Dans un communiqué publié, il y a de cela un an, l'Agence nationale pour l'organisation de la conférence islamique (Anoci) promettait de contourner le cimetière musulman de Soumbédioune Et passée l'accalmie observée par les cadres Lébous qui ont d'ailleurs eu à organiser, à plusieurs reprises, des séances de prières pour dire non «à la profanation de ce lieu saint où reposent (leurs) parents », les entrepreneurs ont entamé des travaux. Et après constat, le Collectif pour la sauvegarde du cimetière musulman des abattoirs est monté sur ses grands chevaux. En réunion de crise avant hier au cimetière, les cadres ont dit niet à une quelconque tentative de démolition des tombes. Mieux, ils promettent de faire face à Karim Wade pour réclamer «plus de décence vis-à-vis de (leurs) aïeux qui ne sont pas tous décomposés puisque le sépulcre n est fermé qu'en 1979, date de fermeture du cimetière. Autrement dit, des cadavres demeurent intacts.»
«On nous a informé que des travaux ont été entamés.
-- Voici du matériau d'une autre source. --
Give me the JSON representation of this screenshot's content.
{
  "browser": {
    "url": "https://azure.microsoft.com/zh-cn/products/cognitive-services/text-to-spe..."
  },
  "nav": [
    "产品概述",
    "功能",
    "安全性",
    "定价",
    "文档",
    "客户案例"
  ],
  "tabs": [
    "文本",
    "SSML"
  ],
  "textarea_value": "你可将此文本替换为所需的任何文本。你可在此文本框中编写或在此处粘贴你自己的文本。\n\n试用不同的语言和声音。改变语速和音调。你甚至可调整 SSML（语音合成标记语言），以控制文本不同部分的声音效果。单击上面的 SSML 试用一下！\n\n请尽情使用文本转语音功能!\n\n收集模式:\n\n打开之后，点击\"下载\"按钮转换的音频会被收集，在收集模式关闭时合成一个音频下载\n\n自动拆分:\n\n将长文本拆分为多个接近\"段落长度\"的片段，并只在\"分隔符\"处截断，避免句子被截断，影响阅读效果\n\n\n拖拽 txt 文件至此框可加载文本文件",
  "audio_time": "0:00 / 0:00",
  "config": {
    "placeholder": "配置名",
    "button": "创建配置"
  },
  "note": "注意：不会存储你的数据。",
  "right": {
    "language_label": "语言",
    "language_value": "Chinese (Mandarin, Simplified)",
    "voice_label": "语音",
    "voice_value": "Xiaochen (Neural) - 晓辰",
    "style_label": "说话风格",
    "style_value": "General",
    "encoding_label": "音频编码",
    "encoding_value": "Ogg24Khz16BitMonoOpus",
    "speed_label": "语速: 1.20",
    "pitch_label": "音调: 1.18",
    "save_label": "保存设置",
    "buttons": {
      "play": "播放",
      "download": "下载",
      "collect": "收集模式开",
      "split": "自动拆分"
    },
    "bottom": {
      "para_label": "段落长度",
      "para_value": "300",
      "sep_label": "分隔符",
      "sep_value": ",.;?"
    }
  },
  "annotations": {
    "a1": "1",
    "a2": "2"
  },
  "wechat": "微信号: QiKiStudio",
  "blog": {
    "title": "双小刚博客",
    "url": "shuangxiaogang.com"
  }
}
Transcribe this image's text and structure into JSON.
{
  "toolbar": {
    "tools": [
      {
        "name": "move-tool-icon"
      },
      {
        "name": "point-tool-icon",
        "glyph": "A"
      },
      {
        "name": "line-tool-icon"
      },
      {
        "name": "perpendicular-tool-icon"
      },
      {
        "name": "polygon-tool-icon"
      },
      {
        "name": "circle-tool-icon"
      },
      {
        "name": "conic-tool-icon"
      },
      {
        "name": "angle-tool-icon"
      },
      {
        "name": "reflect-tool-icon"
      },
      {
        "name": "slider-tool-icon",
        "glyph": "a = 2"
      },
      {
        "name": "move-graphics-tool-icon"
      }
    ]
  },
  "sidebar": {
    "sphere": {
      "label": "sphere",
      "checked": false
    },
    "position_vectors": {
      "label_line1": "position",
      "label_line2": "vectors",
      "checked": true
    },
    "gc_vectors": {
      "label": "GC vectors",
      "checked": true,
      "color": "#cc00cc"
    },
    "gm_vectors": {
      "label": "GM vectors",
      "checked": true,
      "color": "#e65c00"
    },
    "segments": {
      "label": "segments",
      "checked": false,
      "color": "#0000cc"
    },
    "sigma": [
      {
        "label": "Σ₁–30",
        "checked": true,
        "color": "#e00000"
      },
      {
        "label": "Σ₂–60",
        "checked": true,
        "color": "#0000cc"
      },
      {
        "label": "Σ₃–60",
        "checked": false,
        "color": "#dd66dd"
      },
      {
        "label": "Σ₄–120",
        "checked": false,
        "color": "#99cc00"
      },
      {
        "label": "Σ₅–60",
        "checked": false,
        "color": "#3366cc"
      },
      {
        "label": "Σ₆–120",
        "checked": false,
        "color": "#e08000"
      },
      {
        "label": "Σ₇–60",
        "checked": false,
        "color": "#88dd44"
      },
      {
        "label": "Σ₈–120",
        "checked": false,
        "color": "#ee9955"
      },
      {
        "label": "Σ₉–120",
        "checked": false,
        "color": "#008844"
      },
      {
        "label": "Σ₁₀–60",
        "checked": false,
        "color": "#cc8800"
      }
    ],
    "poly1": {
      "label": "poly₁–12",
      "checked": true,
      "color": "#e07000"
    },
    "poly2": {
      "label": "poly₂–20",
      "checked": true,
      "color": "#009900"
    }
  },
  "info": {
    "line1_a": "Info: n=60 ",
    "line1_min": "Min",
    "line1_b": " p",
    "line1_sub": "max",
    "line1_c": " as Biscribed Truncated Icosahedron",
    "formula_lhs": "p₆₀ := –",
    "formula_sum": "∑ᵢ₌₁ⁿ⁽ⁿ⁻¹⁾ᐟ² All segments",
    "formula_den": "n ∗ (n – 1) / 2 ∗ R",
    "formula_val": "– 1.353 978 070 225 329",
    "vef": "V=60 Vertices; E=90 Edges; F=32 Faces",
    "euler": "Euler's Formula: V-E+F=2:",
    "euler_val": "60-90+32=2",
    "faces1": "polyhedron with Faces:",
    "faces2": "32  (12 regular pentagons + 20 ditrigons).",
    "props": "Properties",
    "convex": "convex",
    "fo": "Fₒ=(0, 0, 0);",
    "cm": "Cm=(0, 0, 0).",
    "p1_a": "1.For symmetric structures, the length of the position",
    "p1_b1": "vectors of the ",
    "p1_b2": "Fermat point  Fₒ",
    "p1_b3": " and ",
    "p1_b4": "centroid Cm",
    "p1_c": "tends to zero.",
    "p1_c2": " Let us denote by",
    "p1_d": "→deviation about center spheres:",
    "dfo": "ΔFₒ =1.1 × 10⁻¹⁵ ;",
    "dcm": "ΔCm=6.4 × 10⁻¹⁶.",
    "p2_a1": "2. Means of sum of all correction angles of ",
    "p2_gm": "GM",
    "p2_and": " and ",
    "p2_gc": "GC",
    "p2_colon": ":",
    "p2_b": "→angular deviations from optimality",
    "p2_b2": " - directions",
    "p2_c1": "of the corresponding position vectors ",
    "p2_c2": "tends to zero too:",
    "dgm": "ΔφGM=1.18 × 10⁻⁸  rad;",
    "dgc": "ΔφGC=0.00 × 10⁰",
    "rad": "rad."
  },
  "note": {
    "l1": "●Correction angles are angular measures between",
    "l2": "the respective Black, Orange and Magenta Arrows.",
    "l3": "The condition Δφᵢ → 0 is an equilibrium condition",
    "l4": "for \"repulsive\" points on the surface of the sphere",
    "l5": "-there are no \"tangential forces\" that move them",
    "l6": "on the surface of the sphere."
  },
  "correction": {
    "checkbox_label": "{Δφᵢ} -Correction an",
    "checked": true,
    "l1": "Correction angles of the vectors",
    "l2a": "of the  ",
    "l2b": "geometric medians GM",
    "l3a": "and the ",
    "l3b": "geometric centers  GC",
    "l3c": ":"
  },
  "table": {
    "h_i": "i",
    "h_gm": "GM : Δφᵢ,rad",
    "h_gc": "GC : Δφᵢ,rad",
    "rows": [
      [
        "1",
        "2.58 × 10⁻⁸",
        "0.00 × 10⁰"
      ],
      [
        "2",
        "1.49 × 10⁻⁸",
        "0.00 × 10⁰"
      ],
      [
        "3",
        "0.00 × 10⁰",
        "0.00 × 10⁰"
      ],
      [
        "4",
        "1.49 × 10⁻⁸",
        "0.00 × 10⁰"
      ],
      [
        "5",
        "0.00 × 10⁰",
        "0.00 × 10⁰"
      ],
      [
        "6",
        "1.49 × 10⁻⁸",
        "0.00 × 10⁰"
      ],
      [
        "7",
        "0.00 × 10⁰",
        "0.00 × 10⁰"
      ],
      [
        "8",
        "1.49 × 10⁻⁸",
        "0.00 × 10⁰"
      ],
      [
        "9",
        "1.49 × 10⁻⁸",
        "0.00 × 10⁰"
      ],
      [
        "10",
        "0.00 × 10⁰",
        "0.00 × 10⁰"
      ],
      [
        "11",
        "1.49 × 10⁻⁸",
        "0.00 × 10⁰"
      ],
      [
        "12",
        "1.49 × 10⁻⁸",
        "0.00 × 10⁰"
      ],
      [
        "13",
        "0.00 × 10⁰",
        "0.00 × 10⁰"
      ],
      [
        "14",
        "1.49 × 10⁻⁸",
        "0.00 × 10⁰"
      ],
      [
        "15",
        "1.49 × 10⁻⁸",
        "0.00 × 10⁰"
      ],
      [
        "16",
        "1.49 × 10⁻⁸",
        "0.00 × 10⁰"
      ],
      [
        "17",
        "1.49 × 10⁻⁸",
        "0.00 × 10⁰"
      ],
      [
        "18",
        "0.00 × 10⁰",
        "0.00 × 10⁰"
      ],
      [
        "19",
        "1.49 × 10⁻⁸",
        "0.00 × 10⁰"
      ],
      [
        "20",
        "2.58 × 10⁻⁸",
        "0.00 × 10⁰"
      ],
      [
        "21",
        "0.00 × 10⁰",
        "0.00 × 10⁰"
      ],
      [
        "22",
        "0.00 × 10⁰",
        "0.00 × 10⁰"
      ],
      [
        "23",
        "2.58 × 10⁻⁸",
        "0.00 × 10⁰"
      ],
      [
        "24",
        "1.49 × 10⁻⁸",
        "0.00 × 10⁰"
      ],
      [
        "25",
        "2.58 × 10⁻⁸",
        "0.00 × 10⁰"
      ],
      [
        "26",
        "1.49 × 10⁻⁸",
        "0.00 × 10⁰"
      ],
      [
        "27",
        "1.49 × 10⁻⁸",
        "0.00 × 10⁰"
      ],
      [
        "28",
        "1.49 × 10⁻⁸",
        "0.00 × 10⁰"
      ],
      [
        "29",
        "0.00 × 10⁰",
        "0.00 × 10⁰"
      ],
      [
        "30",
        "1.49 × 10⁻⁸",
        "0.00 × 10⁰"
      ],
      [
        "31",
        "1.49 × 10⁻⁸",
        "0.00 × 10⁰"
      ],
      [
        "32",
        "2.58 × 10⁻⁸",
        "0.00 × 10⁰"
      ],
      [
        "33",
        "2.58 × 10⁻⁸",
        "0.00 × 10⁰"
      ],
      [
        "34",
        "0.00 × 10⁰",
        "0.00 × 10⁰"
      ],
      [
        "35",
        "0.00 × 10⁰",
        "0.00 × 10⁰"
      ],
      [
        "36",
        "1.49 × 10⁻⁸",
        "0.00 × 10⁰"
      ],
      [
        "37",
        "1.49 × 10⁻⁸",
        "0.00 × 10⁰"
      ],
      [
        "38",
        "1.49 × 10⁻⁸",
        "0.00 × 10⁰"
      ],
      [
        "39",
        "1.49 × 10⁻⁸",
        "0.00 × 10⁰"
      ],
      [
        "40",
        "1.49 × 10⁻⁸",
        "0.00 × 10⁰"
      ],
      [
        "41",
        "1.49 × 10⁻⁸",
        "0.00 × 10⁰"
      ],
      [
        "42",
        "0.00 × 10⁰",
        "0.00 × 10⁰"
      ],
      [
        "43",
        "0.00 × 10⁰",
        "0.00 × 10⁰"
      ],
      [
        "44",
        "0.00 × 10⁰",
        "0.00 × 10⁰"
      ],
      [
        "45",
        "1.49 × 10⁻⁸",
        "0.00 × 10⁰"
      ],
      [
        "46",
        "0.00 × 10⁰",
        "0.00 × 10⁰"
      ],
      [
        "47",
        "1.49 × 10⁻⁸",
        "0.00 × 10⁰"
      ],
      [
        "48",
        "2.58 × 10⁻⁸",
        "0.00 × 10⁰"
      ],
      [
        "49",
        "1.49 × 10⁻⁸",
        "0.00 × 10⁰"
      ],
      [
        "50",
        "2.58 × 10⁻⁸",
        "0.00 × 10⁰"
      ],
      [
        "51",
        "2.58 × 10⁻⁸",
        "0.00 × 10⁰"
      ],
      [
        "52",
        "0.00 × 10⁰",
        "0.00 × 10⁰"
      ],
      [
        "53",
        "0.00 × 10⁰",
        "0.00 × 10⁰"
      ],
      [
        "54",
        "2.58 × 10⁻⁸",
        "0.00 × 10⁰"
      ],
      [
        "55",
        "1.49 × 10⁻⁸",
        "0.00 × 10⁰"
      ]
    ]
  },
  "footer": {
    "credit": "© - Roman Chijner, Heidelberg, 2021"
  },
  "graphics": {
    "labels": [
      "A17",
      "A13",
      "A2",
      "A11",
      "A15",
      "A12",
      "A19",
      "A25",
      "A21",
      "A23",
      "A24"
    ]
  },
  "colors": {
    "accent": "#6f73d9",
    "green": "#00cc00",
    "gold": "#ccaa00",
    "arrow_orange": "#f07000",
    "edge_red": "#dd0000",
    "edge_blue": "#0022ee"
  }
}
Nous nous sommes rendus sur les lieux et on a découvert en fondation et un mur », indique Mouhamed Diagne, membre du Collectif pour la sauvegarde du cimetière musulman des abattoirs. À l'en croire, les Lébous vont retourner à leurs prières des vendredis pour implorer le Clément. Pour le coordonnateur adjoint, Médoune Paye, ; ils se sont réunis mercredi dernier : pour «voir comment faire face à l'Anoci et empêcher toute profanation de ces lieux de culte puisqu'ils se sont rendus compte que ces gens-là n'ont pas reculé.»